Cellular response to defects in chromatin assembly: How nascent chromatin formation is linked to cell cycle progression and epigenome maintenance

Chromatin assembly during DNA replication is a fundamental process that ensures the faithful inheritance of both genetic and epigenetic information during cell division. Disruptions to this tightly regulated mechanism can trigger profound cellular responses that impact genome stability, transcriptional fidelity, and ultimately influence cell fate decisions. Central to this process is the histone chaperone Chromatin Assembly Factor 1 (CAF-1), which deposits newly synthesized histones onto nascent DNA behind replication forks. While its canonical function in nucleosome assembly during S-phase is well established, the broader consequences of its loss, as well as its potential roles outside of chromatin replication, remain incompletely understood.

In this thesis, we systematically investigated the acute and long-term consequences of defective chromatin assembly using CAF-1 as a central model system. Through the generation of specialized human cell lines and the application of advanced (single-cell) genomic, proteomic, and imaging technologies, we examined how cells respond to chromatin assembly defects at multiple levels. In addition, we studied the interactome of CAF-1 during different phases of the cell cycle to investigate potential functions outside of canonical chromatin replication. Our studies do not only reveal how CAF-1 safeguards chromatin integrity during DNA replication, but also provides insight into its interactions and possible contributions to epigenome regulation and heterochromatin stability throughout the cell cycle. This integrative approach allowed us to connect molecular mechanisms to broader cellular outcomes, expanding our understanding of the complex, fundamental and multi-faceted roles of the CAF-1 complex.

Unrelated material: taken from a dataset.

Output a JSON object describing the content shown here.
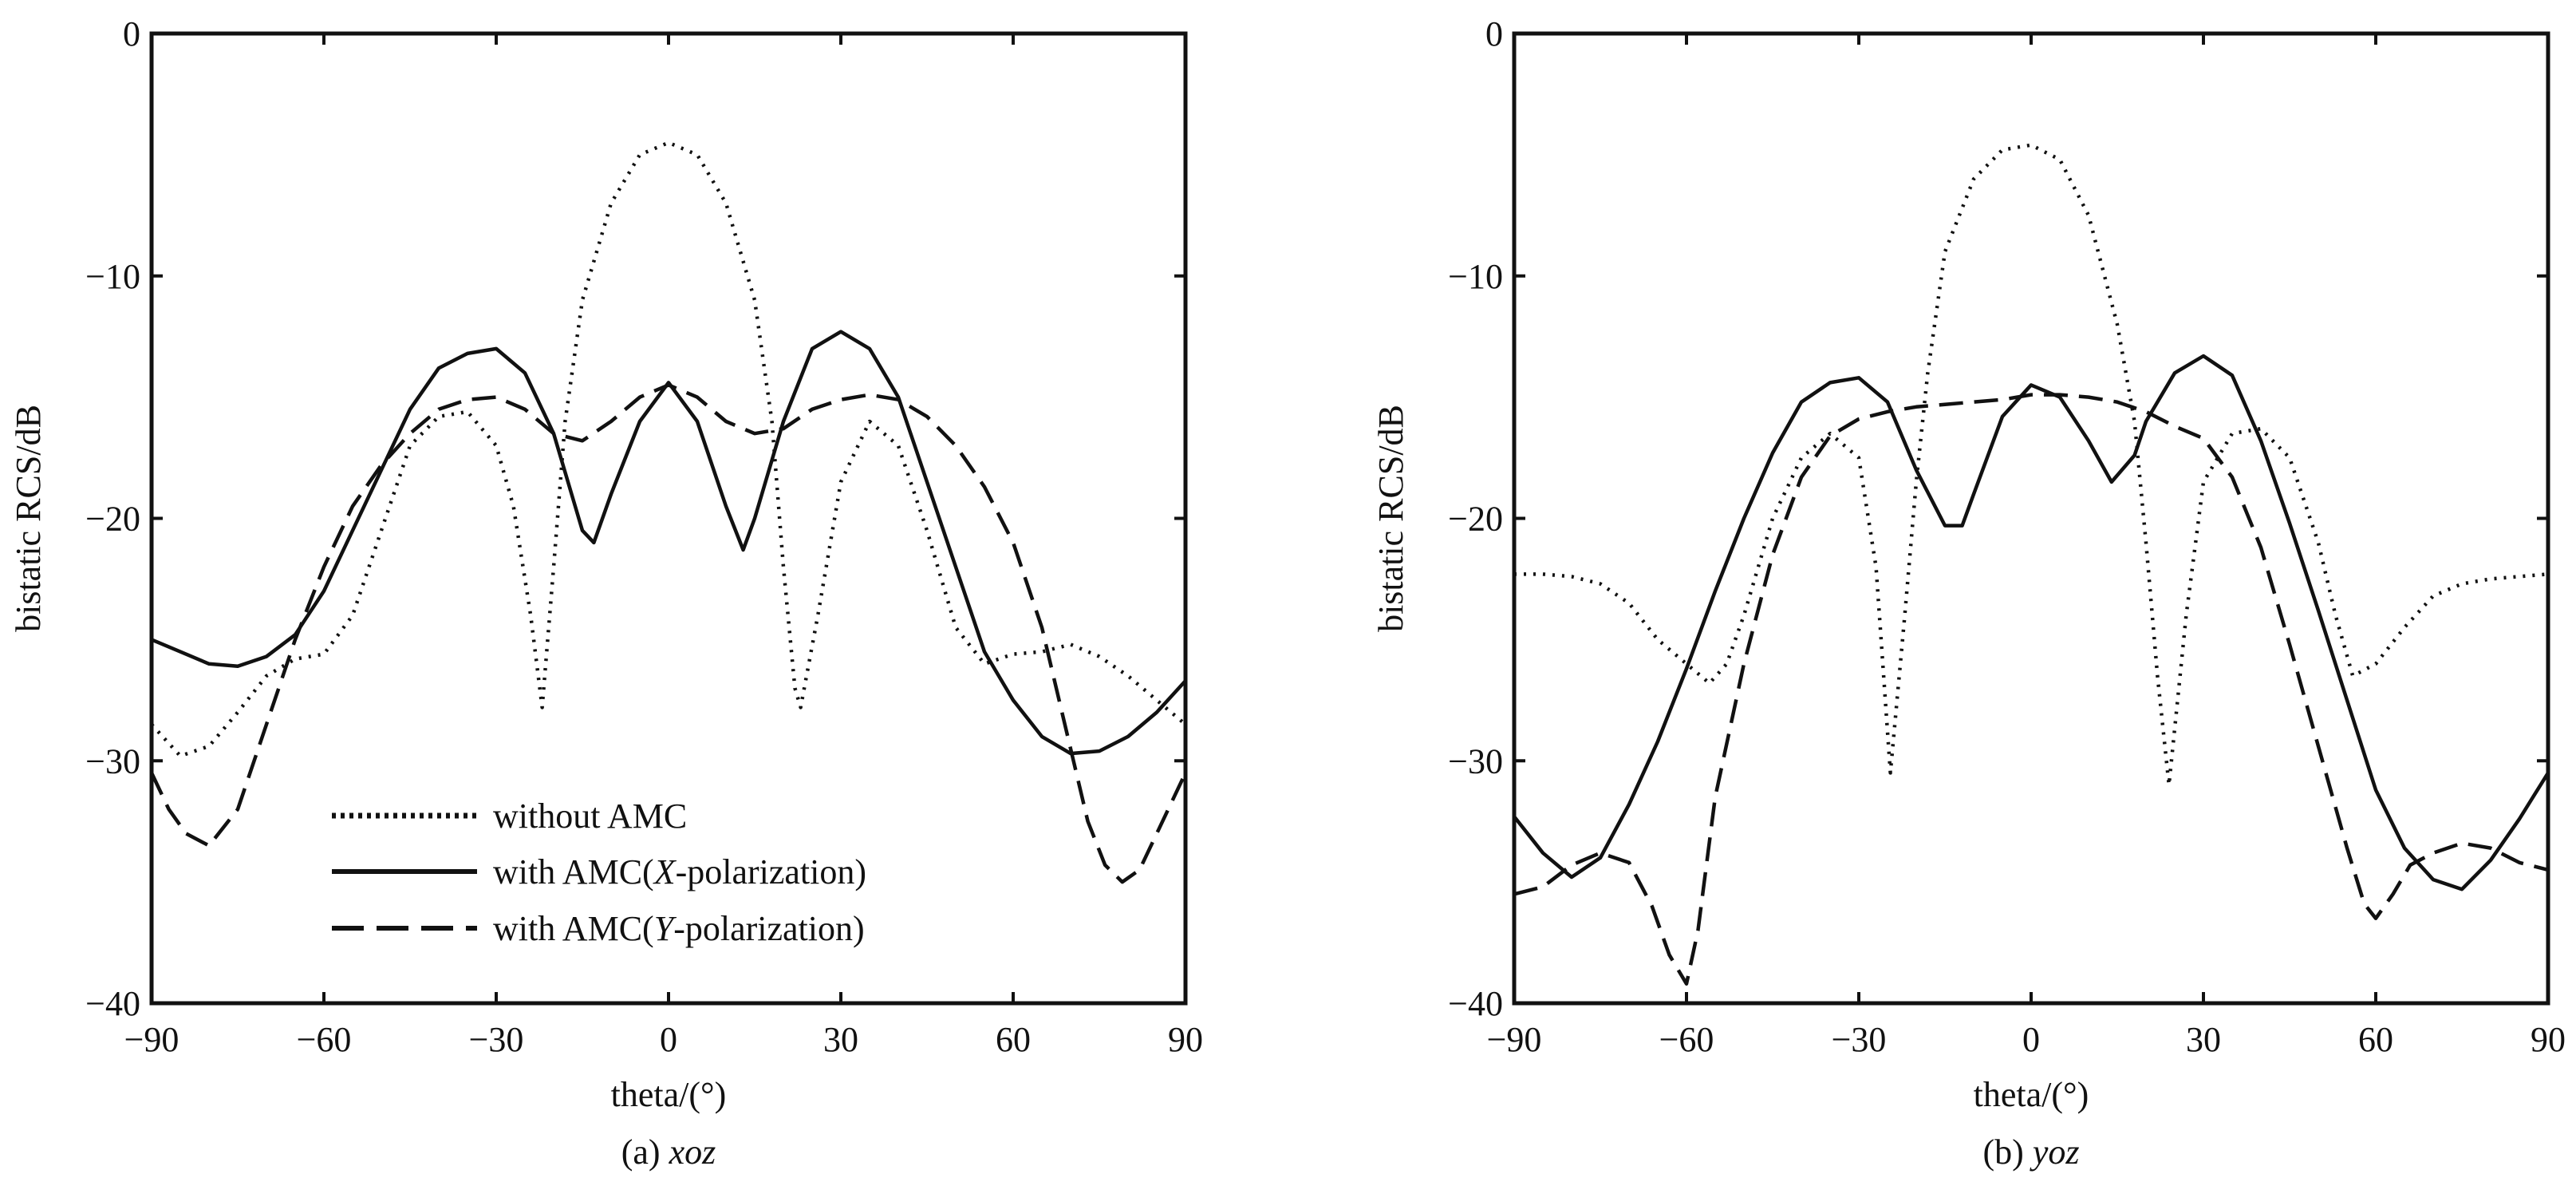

Our work establishes CAF-1 as a central node in the maintenance of chromatin integrity, linking replication, transcriptional control, and cellular stress responses. It highlights that chromatin assembly is not only essential for genome duplication but is intricately connected to cellular identity, fate, and metabolic adaptation. Our work highlights that proper functioning of CAF-1 is essential for chromatin structure, cell cycle progression and genome stability, due to and beyond its canonical role in nucleosome assembly in S-phase. This thesis thus provides a framework for understanding how cells respond to chromatin disruption and sets the stage for future research into the multi-faceted roles of the CAF-1 complex.